Val Del Chiese
Forte Larino visto con gli occhi di Roberto
apr
25
2014

Forte Larino visto con gli occhi di Roberto

Forte Larino un luogo di cultura, oltre che di storia.

Pietre scolpite perfettamente che danno vita ad un’architettura molto particolare: stiamo parlando di Forte Larino, una struttura militare realizzata nel 1860, situata nel comune di Lardaro.

Immerso in un ampio parco questo forte, oltre ad essere punto di partenza per escursioni e visite legate all’ambito della Grande Guerra, non rappresenta più solo uno degli edifici che costituivano lo sbarramento di Lardaro, ma anche un luogo di cultura, grazie ad un attento restauro conservativo.

Forte Larino esterno

Al suo interno Forte Larino è tutto un susseguirsi di stanze caratterizzate da un’eleganza semplice e da un “clima” particolare che, come spiega Roberto Panelatti, appassionato di storia locale «lascia intuire quanto la costruzione sia stata curata nei particolari. Tutti, a partire dagli scalpellini, hanno dato il meglio di sé riuscendo ad intagliare pietre squadrate e tanto precise da non permettere neppure alle lucertole di passare».

Una “perfezione” che a Roberto piace pensare non essere casuale «a volte – aggiunge infatti sorridendo – mi sembra che nelle intenzioni del suo progettista non ci fosse la volontà di creare una macchina da guerra, ma qualcosa di diverso, qualcosa da poter tramandare alle genti. Insomma, un luogo di cultura, oltre che di storia che potrebbe trovare, nei prossimi decenni, la sua vera “vocazione” diventando un centro espositivo».

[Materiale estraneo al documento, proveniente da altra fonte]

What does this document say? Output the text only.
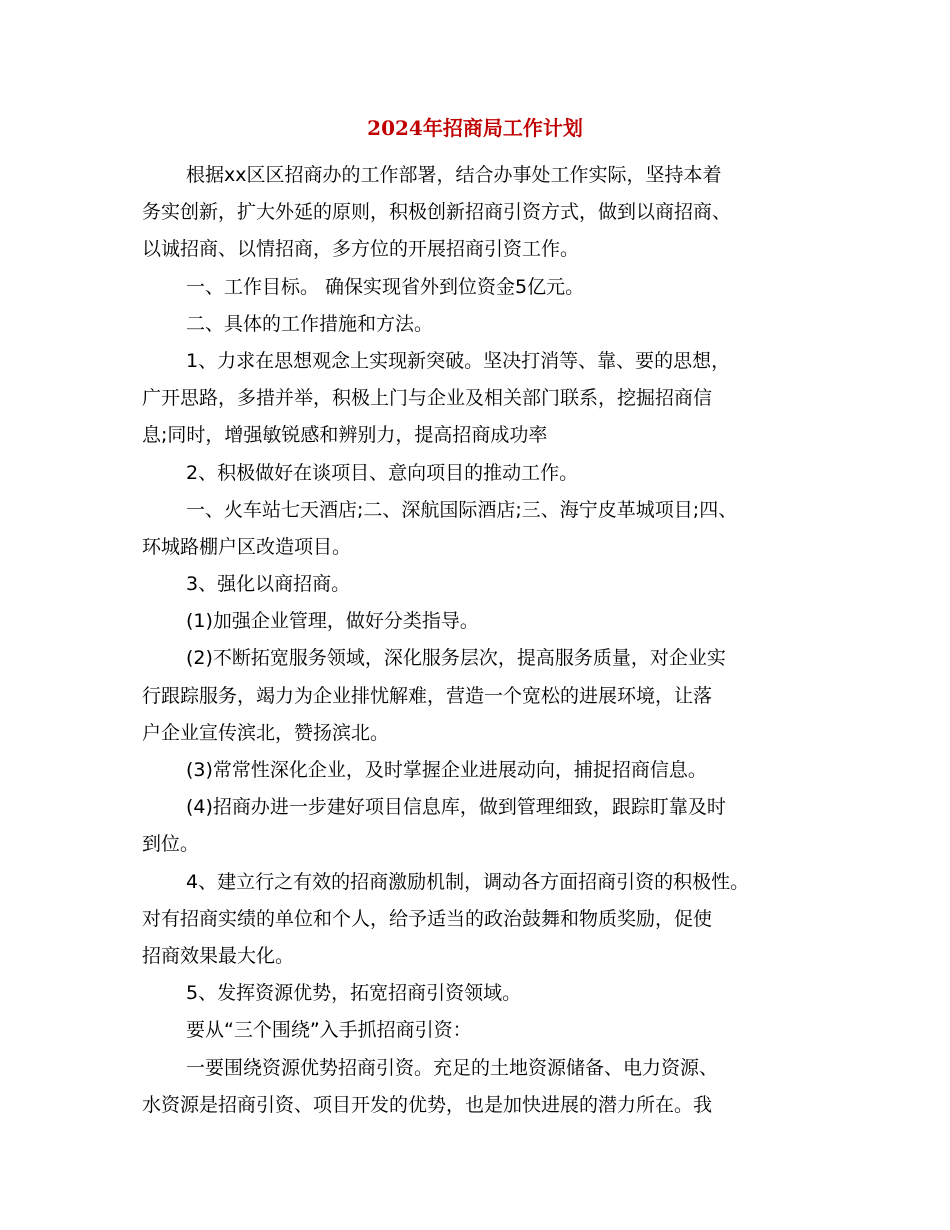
2024年招商局工作计划
根据xx区区招商办的工作部署，结合办事处工作实际，坚持本着
务实创新，扩大外延的原则，积极创新招商引资方式，做到以商招商、
以诚招商、以情招商，多方位的开展招商引资工作。
一、工作目标。 确保实现省外到位资金5亿元。
二、具体的工作措施和方法。
1、力求在思想观念上实现新突破。坚决打消等、靠、要的思想，
广开思路，多措并举，积极上门与企业及相关部门联系，挖掘招商信
息;同时，增强敏锐感和辨别力，提高招商成功率
2、积极做好在谈项目、意向项目的推动工作。
一、火车站七天酒店;二、深航国际酒店;三、海宁皮革城项目;四、
环城路棚户区改造项目。
3、强化以商招商。
(1)加强企业管理，做好分类指导。
(2)不断拓宽服务领域，深化服务层次，提高服务质量，对企业实
行跟踪服务，竭力为企业排忧解难，营造一个宽松的进展环境，让落
户企业宣传滨北，赞扬滨北。
(3)常常性深化企业，及时掌握企业进展动向，捕捉招商信息。
(4)招商办进一步建好项目信息库，做到管理细致，跟踪盯靠及时
到位。
4、建立行之有效的招商激励机制，调动各方面招商引资的积极性。
对有招商实绩的单位和个人，给予适当的政治鼓舞和物质奖励，促使
招商效果最大化。
5、发挥资源优势，拓宽招商引资领域。
要从“三个围绕”入手抓招商引资：
一要围绕资源优势招商引资。充足的土地资源储备、电力资源、
水资源是招商引资、项目开发的优势，也是加快进展的潜力所在。我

Un forte che Roberto conosce fin dall’infanzia «la prima volta che mi sono avvicinatocontinua – avevo 5 anni ed  è stato un trauma perché siamo stati presi a male parole dal gestore. In quegli anni infatti il forte era la sede di un cantiere e lui aveva il compito di controllarlo. Poi nel ’98 ho potuto conoscerlo meglio grazie ad una visita che mi ha permesso di capirne le particolarità architettoniche».

Un luogo di eccellenza per il territorio che, sottolinea Roberto «mi affascina soprattutto perchè, sebbene sia stato costruito da un potere violento e militare e nel suo momento di “splendore” abbia ospitato soldati che rispondevano a generali, magari scorbutici o poco umani, oggi è animato da famiglie e visitatori».

Un forte che perde, in parte, la sua identità primaria per acquistarne «una più soave, più bella in un rapporto – spiega Roberto – libero dalla cupezza di quel mondo».

Forte Larino Interno 2

E’ in quest’ottica che Forte Larino si sta trasformando cercando sempre più di diventare un contenitore di eventi, quali ad esempio, il Festival della Storia Altro tempo che permette di avvicinarsi a temi storici in un’ottica diversa attraverso la musica, gli spettacoli e l’interazione di supporti informatici.

A renderlo attraente ci sono poi le proposte “a corollario” come le passeggiate che portano alle vicine gallerie scavate nelle rocce dove soggiornavano i soldati, al Forte Corno e al Sentiero della Pace.